Moody's downgrades troubled Spanish savings bank CAM
Moody's downgraded the credit ratings of Spain's Caja Mediterraneo (CAM) by two notches on Tuesday, saying its recapitalisation plan may fall short of what is needed.
Earlier this month, the bank said it would seek 2.8 billion euros ($4 billion) in funds from the FROB state-backed bank restructuring fund in order to meet tough new capital requirements set by the government.
Moody's said it believed the amount "may not sufficiently protect CAM against a more conservative loss scenario (given) ... Spain's uncertain economic outlook and the uncertainties within the real-estate sector.
"Furthermore, Moody's expects that internal capital generation from recurrent sources may be limited by the very challenging domestic operating environment of subdued growth, downward margin pressures and ongoing provision requirements," it said in a statement.
As a result, the ratings agency cut its ratings of CAM's senior debt and deposits ratings to Ba1 from Baa2.
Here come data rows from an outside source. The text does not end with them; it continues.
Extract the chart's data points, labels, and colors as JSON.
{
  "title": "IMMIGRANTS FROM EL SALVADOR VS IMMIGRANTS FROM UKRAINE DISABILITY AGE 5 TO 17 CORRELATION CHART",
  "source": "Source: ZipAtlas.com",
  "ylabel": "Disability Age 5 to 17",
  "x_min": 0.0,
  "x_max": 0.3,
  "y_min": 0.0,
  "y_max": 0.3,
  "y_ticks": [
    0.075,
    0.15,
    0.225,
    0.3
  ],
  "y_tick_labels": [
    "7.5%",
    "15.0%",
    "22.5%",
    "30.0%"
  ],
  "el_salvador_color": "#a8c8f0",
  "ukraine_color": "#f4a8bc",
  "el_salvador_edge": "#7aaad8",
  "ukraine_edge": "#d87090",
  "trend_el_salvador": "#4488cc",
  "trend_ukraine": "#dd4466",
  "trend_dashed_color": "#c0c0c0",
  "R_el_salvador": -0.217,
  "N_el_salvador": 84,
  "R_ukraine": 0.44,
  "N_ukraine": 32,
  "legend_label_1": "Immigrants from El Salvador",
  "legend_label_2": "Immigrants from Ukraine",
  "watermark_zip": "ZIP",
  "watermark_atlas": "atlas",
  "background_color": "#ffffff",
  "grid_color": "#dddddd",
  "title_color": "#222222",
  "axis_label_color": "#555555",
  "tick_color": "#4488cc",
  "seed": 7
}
Another ratings agency, Fitch, on April 1 cut CAM's long term debt rating to BB+ from BBB+.
Spain's lenders, especially its regional savings banks which account for about half of all lending in the country, have been heavily exposed to bad debt since the collapse of the property sector at the end of 2008.
The savings banks are at the heart of market fears that Spain will follow Greece, Ireland and Portugal in seeking a bailout from the European Union and the International Monetary Fund but Madrid insists it can solve their problems alone.